It’s time to take a different approach to appointing the USPTO head
It probably hasn’t escaped most IAM readers’ attention that this is an election year in the US. You don’t have to be resident inside Washington DC’s maligned beltway to appreciate just what is at stake at a time when a fractured Democratic field is trying desperately to produce a credible candidate to challenge President Trump.
From an IP perspective, this means that come early November, should Trump suffer a defeat at the polls, we might be speculating over the identity of the next head of the US Patent and Trademark Office (USPTO).
But even with a Trump victory - which remains a very real prospect given the state of the Democratic field and a remarkably robust US economy - the current director, Andrei Iancu, might choose to take his leave and return to the private sector.
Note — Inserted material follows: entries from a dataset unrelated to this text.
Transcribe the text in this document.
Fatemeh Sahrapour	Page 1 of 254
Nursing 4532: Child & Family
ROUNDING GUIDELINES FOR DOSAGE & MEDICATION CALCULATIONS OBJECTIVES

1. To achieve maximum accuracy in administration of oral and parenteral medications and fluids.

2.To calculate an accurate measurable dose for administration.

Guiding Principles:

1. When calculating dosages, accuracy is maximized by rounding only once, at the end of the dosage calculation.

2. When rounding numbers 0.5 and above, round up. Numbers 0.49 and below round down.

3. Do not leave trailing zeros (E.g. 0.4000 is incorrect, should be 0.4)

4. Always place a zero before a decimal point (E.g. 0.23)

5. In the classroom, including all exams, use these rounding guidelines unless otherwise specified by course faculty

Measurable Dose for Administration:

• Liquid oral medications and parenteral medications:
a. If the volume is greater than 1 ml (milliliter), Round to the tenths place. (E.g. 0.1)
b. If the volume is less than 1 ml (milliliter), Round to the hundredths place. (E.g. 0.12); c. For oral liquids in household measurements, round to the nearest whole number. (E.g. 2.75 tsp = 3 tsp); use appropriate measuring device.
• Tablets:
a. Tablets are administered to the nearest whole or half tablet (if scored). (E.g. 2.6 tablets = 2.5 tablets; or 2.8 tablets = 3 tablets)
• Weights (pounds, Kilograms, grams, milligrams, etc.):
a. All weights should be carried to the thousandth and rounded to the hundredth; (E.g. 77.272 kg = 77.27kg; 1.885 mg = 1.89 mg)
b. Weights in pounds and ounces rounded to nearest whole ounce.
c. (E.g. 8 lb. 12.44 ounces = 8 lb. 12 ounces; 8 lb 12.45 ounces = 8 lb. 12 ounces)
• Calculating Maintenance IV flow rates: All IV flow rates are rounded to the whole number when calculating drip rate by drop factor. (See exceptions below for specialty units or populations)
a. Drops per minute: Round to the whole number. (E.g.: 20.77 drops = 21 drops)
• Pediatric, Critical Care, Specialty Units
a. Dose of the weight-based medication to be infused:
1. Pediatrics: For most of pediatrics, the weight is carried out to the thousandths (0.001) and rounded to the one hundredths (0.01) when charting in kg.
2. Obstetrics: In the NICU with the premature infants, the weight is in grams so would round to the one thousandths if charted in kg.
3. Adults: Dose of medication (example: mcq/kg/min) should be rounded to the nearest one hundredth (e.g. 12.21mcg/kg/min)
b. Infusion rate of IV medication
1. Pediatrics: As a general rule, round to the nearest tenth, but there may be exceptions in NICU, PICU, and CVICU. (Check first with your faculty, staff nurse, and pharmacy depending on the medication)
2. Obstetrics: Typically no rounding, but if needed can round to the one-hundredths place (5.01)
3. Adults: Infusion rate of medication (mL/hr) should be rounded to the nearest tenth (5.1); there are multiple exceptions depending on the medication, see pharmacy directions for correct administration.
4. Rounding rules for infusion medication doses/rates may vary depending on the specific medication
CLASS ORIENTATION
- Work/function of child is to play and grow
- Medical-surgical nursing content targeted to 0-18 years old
I asked Iancu at a recent event in the US capital if he was prepared to commit to staying on in a second Trump term. His reply showed that, as well as spending the last two years reforming the US patent system, Iancu has also learned plenty from the politicians he has been rubbing shoulders with.
“I serve at the pleasure of the President and I’ll serve as long as he wants me to serve,” he said, before adding that it had been “very rewarding to help the system a little bit”.
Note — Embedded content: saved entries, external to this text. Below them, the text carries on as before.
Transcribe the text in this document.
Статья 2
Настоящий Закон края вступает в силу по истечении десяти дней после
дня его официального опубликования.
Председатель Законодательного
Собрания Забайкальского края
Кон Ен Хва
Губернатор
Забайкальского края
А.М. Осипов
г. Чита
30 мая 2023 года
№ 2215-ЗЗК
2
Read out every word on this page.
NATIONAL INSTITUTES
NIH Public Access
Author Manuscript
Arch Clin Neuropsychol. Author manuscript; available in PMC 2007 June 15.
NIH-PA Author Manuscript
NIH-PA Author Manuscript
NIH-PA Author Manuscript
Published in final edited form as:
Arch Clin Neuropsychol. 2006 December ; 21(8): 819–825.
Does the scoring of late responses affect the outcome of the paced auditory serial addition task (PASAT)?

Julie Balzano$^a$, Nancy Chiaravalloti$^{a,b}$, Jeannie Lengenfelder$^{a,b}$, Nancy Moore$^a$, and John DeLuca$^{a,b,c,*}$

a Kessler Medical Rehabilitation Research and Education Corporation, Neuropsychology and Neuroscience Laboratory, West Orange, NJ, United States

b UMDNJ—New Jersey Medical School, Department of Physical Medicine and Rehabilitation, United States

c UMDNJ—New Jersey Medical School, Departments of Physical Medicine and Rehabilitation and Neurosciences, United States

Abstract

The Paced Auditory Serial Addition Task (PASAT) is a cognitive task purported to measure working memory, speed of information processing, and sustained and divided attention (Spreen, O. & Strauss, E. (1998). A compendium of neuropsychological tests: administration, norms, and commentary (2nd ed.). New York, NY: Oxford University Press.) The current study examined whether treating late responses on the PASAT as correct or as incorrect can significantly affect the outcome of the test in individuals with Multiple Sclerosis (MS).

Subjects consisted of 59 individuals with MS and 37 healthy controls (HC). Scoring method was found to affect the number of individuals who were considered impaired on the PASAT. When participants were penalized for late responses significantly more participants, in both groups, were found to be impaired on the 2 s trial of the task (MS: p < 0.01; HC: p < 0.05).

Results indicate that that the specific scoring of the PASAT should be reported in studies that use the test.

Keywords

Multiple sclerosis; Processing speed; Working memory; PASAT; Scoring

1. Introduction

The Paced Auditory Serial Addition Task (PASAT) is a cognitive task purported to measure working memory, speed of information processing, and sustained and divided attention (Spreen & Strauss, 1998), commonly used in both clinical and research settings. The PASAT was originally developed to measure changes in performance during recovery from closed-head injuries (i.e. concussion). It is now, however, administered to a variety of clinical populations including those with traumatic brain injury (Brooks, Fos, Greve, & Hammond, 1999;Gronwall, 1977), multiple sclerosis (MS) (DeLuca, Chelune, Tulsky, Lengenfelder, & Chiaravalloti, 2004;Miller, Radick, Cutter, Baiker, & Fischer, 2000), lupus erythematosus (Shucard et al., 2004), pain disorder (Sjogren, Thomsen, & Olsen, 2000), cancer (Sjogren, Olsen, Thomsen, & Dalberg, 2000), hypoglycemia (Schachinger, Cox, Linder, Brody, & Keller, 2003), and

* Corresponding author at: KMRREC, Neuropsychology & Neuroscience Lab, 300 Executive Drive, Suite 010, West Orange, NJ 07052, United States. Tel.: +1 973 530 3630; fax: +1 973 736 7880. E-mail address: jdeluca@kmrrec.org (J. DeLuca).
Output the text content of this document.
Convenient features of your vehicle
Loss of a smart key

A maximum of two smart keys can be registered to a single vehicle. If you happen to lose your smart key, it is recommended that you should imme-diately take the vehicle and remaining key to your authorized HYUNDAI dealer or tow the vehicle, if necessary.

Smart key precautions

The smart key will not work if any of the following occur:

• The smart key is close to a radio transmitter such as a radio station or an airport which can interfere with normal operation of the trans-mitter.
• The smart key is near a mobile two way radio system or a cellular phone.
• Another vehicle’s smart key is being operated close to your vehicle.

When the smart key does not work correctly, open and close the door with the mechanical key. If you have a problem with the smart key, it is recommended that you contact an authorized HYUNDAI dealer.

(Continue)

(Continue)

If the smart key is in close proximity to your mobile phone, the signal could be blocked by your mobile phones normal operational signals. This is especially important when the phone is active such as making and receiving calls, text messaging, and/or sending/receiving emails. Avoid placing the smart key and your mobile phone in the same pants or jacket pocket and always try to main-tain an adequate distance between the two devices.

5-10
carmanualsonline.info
But regardless of who wins in November, why should we actually expect a change at the top? After all, IP is not a partisan issue, so why not appoint the USPTO director for a longer fixed term that doesn’t automatically come to an end with a new administration. An incoming president could then still be given the option of appointing their own preferred candidate or sticking with the incumbent to help provide more consistency in IP policy.
In Director Iancu’s case, he has emerged as a hugely popular USPTO head in many parts of the IP community thanks to his reforms of the Patent Trial and Appeal Board (PTAB), his efforts to increase certainty around 101 and his campaigning about the importance of a robust patent system to the innovation economy. So, whatever your thoughts on a second Trump term, plenty of rights owners would welcome the consistency that would come from having him stay on beyond 2021.
Over the last few months I have asked several senior people in IP policy circles about the idea of giving the USPTO director a longer term. The kinder responses have boiled down to “interesting idea, but…”.
After the “but” follows a list of possible obstacles to consider. There is, for instance, the loss in income that almost all new directors experience as they swap the millions of dollars they can make in-house or in private practice for a lowly six-figure government salary. For example, profits per equity partner at Iancu’s old firm of Irell & Manella are a shade under $3 million, according to The American Lawyer.
Throw in the gruelling travel schedule (coach not business flights, IAM understands), the stress of managing a multi-billion-dollar agency with creaking IT and the demands of keeping your bosses happy at the Commerce Department and 1600 Pennsylvania Avenue, not to mention your diverse and often fractious user community, and the prospect of staying in the job long-term may not exactly appeal.
Then, from an administration’s perspective, being able to appoint the head of the USPTO is part of the extensive web of patronage that incoming presidents get to benefit from as they nominate thousands to political positions across DC.
In contrast, the head of the European Patent Office, which as our benchmarking surveys have shown continues to set the agenda in terms of high-quality grants, is appointed for a five-year term. They are also generally picked from the ranks of Europe’s civil servants and so don’t tend to give up multi-million-euro pay packages when they take the job. Meanwhile in Japan, the head of the JPO is also typically drawn from the civil service and is at the other end of the length of tenure spectrum, serving for one year with the option for a second 12-month stint.
At a time when the US is facing the daunting geo-political challenge of addressing a serious shortfall in 5G leadership and has been considering some radical proposals to counter China’s rise as a tech powerhouse, it has never been more important for the country to have an innovation agenda that stretches across administrations and in which IP is an important part.
Of course, the USPTO doesn’t just grant patents to American companies. With overseas businesses receiving the majority of patents granted in the US, it wouldn’t just be domestic players that would benefit from greater consistency at the top of the country’s IP system. But through meetings with stakeholders, constantly banging the drum for the merits of US intellectual property and helping to shape policy with his colleagues at the Commerce Department and in the White House, Iancu has demonstrated how a USPTO head can have a significant impact on innovation policy and on the value of IP rights.
That shouldn’t have to change whoever the US electorate votes for come November.